"şöhretin büyüsüne kapıldığınız oldu mu?" sorusuna "izmir'de kıbrıs şehitleri caddesi'ni normalde 6-7 dakikada yürürdüm. sonra bu süre 1.5-2 saate çıkınca o büyüye kapıldım. o süre yeniden 6-7 dakikaya inince yaptıklarımdan ders aldım ve süre yeniden 1.5-2 saate çıktı ve yıllarca da öyle kaldı." diyor.
istanbul günlerinde aziz nesin ile sıkı bir hukuku gelişiyor. "tüm kitaplarını okudum" diyor. "okulum" dediği derwall'den habersiz yaptığı değişiklik fark edilince "seni öldüreceğim" hitabına muhatap oluyor ama oyuna soktuğu oyuncunun golüyle maç kazanılınca okulu onu kucaklıyor. bu hatırasını da böbürlenerek değil mahcup bir edayla, utana sıkıla anlatıyor.
çocukluk idolü sorulduğunda direkt olarak söylediği isim metin oktay. küçük plastik toplarla toprak sahada oynamanın futbolcu tekniğini nasıl geliştirdiğini anlatırken şöyle diyor: o topların, toprak sahanın da etkisiyle, nasıl sekeceğini, nereden geleceğini çok fazla bilemezsiniz. o yüzden sürekli teyakkuzda olmanız gerekir. bu oyuncu tekniğine ve çevre kontrolüne faydalı oluyordu. sonra bu kontrolü hayatınıza taşırsınız. 'bu top şuradan gelirse şuramı acıtır' dediğiniz gibi 'bu insanla arkadaşlık edersem ileride acıtır' dersiniz.

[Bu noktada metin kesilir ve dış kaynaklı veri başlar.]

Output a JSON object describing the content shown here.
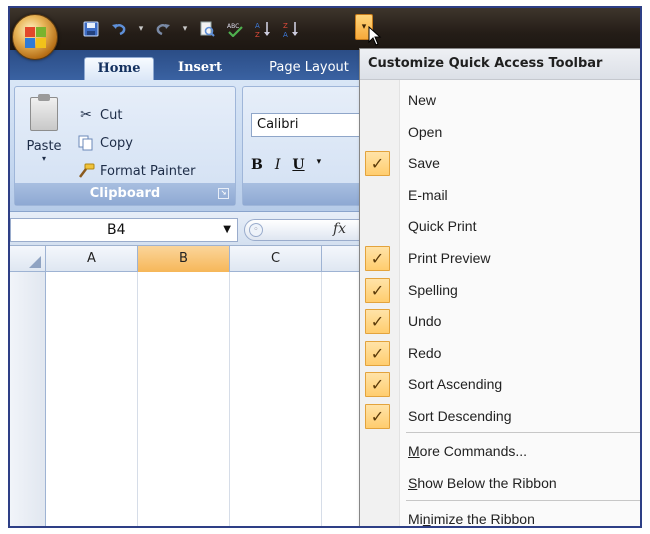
{
  "ribbon": {
    "tabs": [
      "Home",
      "Insert",
      "Page Layout"
    ],
    "clipboard": {
      "paste_label": "Paste",
      "cut_label": "Cut",
      "copy_label": "Copy",
      "format_painter_label": "Format Painter",
      "group_label": "Clipboard"
    },
    "font": {
      "font_name": "Calibri",
      "bold": "B",
      "italic": "I",
      "underline": "U"
    }
  },
  "formula_bar": {
    "name_box": "B4",
    "fx_label": "fx"
  },
  "grid": {
    "columns": [
      "A",
      "B",
      "C"
    ],
    "selected_column": "B"
  },
  "menu": {
    "title": "Customize Quick Access Toolbar",
    "items": [
      {
        "label": "New",
        "checked": false
      },
      {
        "label": "Open",
        "checked": false
      },
      {
        "label": "Save",
        "checked": true
      },
      {
        "label": "E-mail",
        "checked": false
      },
      {
        "label": "Quick Print",
        "checked": false
      },
      {
        "label": "Print Preview",
        "checked": true
      },
      {
        "label": "Spelling",
        "checked": true
      },
      {
        "label": "Undo",
        "checked": true
      },
      {
        "label": "Redo",
        "checked": true
      },
      {
        "label": "Sort Ascending",
        "checked": true
      },
      {
        "label": "Sort Descending",
        "checked": true
      }
    ],
    "more_commands": {
      "pre": "",
      "key": "M",
      "post": "ore Commands..."
    },
    "show_below": {
      "pre": "",
      "key": "S",
      "post": "how Below the Ribbon"
    },
    "minimize": {
      "pre": "Mi",
      "key": "n",
      "post": "imize the Ribbon"
    },
    "check_glyph": "✓"
  },
  "colors": {
    "accent_orange": "#f6b759",
    "check_bg": "#ffcd6e",
    "tab_bar": "#3a62a2",
    "frame_border": "#2e3f86"
  }
}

kendisini çocukken beşiktaşlı yapan abisinin ölüm yıldönümünde beşiktaş'la şampiyonluk yaşarken verdiği röportajda "onun hayatta olması benim en büyük arzumdu" derken gözleri dolu dolu.
fatih hoca'yla hukuku sorulduğunda tebessümle "hukuk üstü" cevabını veriyor. "çok sık görüşemiyoruz ama ben bilirim ki dara düşsem ilk fatih gelir, o da bilir ki ben giderim" diyor ve "benim galatasaray'a gelebilmemde de önemli katkıları olmuştur fatih'in" diye ekliyor.
hoca'nın özel bir adam olduğunu düşünüyorum. kendine has sükuneti, dinginliği, nadiren yaptığı ve genellikle de haklı çıktığı iddialı söylemleri ve en çok da duruşunun altında varlığı sezilen o felsefi derinliğiyle hikayesine şahitlik etmenin değişik bir haz verdiği bir adam mustafa hoca. yaptıklarıyla ve yapmadıklarıyla, tüm tercihleriyle sıra dışı bir adam oldu. ara ara acaba bu kadar daldan dala gezmeyi değil de galatasaray'a mâl olmayı seçseydi nasıl olurdu diye düşünmüyor değilim ama sanırım biraz yersiz bir düşünce bu. hoca tüm eksiklik ve fazlalıklarıyla bu kadar nevi şahsına münhasır bir adam olabildi. ve tabii 90'ların ortasından itibaren yükselerek gönül tahtımızın kontenjanını fazlasıyla dolduran fatih terim fenomeni varken de o imkana pek sahip olamazdı gibi görünüyor.
kendisini var eden ve futbol dışında da dürüstlük gibi önemli erdemleri kendisine kazandırdığını söylediği galatasaray camiasına yine kendi tarzınca vefa borcunu ödemek üzere geldiği son döneminin daha iyi geçmesini isterdim. lazio'ya karşı sami yen'de 5 stoperle çıkan, kendisini yenileyememiş bir adam olarak hatırlanması, bütün bu yaşadığı ve yaşattığı şeyleri düşününce insanı biraz hüzünlendiriyor.
"çığır", kar tüm yolları kapattığında açılan ilk yola denirmiş. türk futbolunun mahrumiyet dönemlerinde sınırları aşan işleri hayal edebilen ve bir kısmını da gerçekleştirip deyimin tam manasıyla çığır açan birkaç adamdan birisi mustafa hoca. aşağıdaki fotoğrafa bakınca; toprak sahalı, şerefli mağlubiyetli dönemlerde futbolculuğunu yaşayıp daha fazlasını yapabilmeyi hayal eden ve ettiren iki güzel adam görüyorum: altaylı büyük mustafa ve galatasaraylı fatih. var olsunlar.